The aim of this study was to examine the cytotoxic effects of oxLDL to U937 human monocyte-like cells. OxLDL caused a rapid concentration-dependent cell viability loss in U937 cells within 6 hours. The progression of oxLDL-induced cell death was found to be strongly correlated with the intracellular ROS production and intracellular glutathione (GSH) loss. OxLDL also caused a rapid loss of intracellular aconitase activity, indicating the impairment of the cellular metabolic function. The cytosolic calcium ion (Ca²⁺) level was also elevated by oxLDL, which could be from both intra- and extra-cellular sources.

OxLDL also activated plasma membrane superoxide generation complex NADPH oxidase (NOX), and the progression of oxLDL-induced NOX activation was correlated with oxLDL-mediated ROS production, suggesting NOX is the major source of ROS. Further investigations using NOX inhibitors apocynin or diphenyleneiodonium (DPI) found that inhibition of NOX prevented oxLDL-induced cell viability loss, ROS production, GSH loss and aconitase activity decrease. The cytosolic Ca²⁺ elevation caused by oxLDL was also suppressed slightly by inhibiting NOX activity. These results clearly show that NOX is the major site of oxidative stress upon oxLDL activation, contributing to the oxLDL-induced cell death.

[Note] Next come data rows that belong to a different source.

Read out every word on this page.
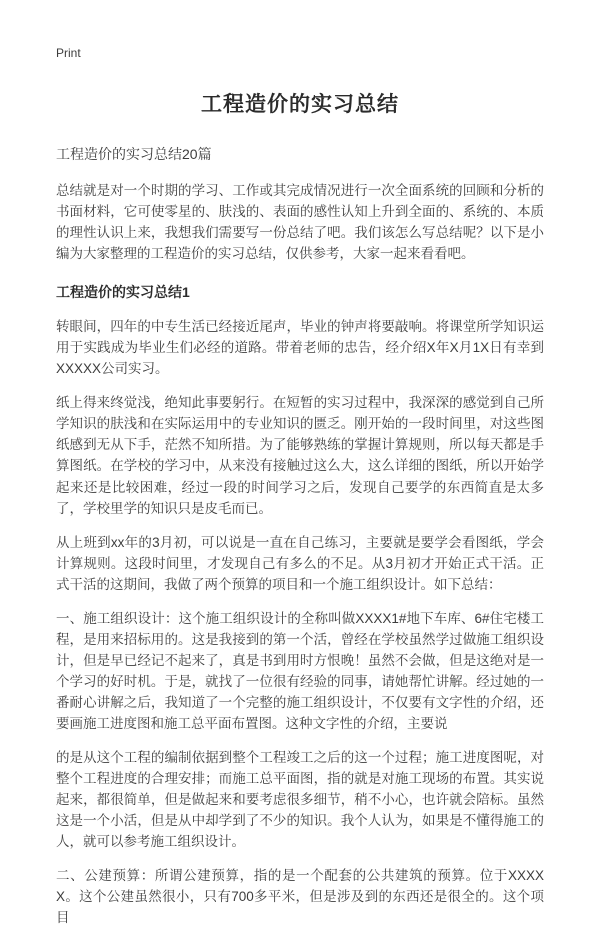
Print
工程造价的实习总结
工程造价的实习总结20篇
总结就是对一个时期的学习、工作或其完成情况进行一次全面系统的回顾和分析的书面材料，它可使零星的、肤浅的、表面的感性认知上升到全面的、系统的、本质的理性认识上来，我想我们需要写一份总结了吧。我们该怎么写总结呢？以下是小编为大家整理的工程造价的实习总结，仅供参考，大家一起来看看吧。
工程造价的实习总结1
转眼间，四年的中专生活已经接近尾声，毕业的钟声将要敲响。将课堂所学知识运用于实践成为毕业生们必经的道路。带着老师的忠告，经介绍X年X月1X日有幸到XXXXX公司实习。
纸上得来终觉浅，绝知此事要躬行。在短暂的实习过程中，我深深的感觉到自己所学知识的肤浅和在实际运用中的专业知识的匮乏。刚开始的一段时间里，对这些图纸感到无从下手，茫然不知所措。为了能够熟练的掌握计算规则，所以每天都是手算图纸。在学校的学习中，从来没有接触过这么大，这么详细的图纸，所以开始学起来还是比较困难，经过一段的时间学习之后，发现自己要学的东西简直是太多了，学校里学的知识只是皮毛而已。
从上班到xx年的3月初，可以说是一直在自己练习，主要就是要学会看图纸，学会计算规则。这段时间里，才发现自己有多么的不足。从3月初才开始正式干活。正式干活的这期间，我做了两个预算的项目和一个施工组织设计。如下总结：
一、施工组织设计：这个施工组织设计的全称叫做XXXX1#地下车库、6#住宅楼工程，是用来招标用的。这是我接到的第一个活，曾经在学校虽然学过做施工组织设计，但是早已经记不起来了，真是书到用时方恨晚！虽然不会做，但是这绝对是一个学习的好时机。于是，就找了一位很有经验的同事，请她帮忙讲解。经过她的一番耐心讲解之后，我知道了一个完整的施工组织设计，不仅要有文字性的介绍，还要画施工进度图和施工总平面布置图。这种文字性的介绍，主要说
的是从这个工程的编制依据到整个工程竣工之后的这一个过程；施工进度图呢，对整个工程进度的合理安排；而施工总平面图，指的就是对施工现场的布置。其实说起来，都很简单，但是做起来和要考虑很多细节，稍不小心，也许就会陪标。虽然这是一个小活，但是从中却学到了不少的知识。我个人认为，如果是不懂得施工的人，就可以参考施工组织设计。
二、公建预算：所谓公建预算，指的是一个配套的公共建筑的预算。位于XXXXX。这个公建虽然很小，只有700多平米，但是涉及到的东西还是很全的。这个项目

This study also examined the protective effect of 7,8-dihydroneopterin (7,8-NP) on oxLDL-induced oxidative stress. 7,8-NP dramatically protected cells from oxLDL-induced cell viability loss, ROS generation and aconitase activity loss. 7,8-NP also inhibited oxLDL-induced cytosolic Ca²⁺ influx particularly after 3 hours. 7,8-NP did not inhibited mitochondrial aconitase activity decrease caused by oxLDL, nor inhibited mitochondrial ROS production. This indicates the protective effect of 7,8-NP against oxLDL damage could primarily in cytoplasm. The failure of 7,8-NP protection from oxLDL activating NOX suggests that the protection of 7,8-NP against oxLDL-induced oxidative stress was not due to the inhibition of NOX activation, but by radical scavenging activity of the NOX products.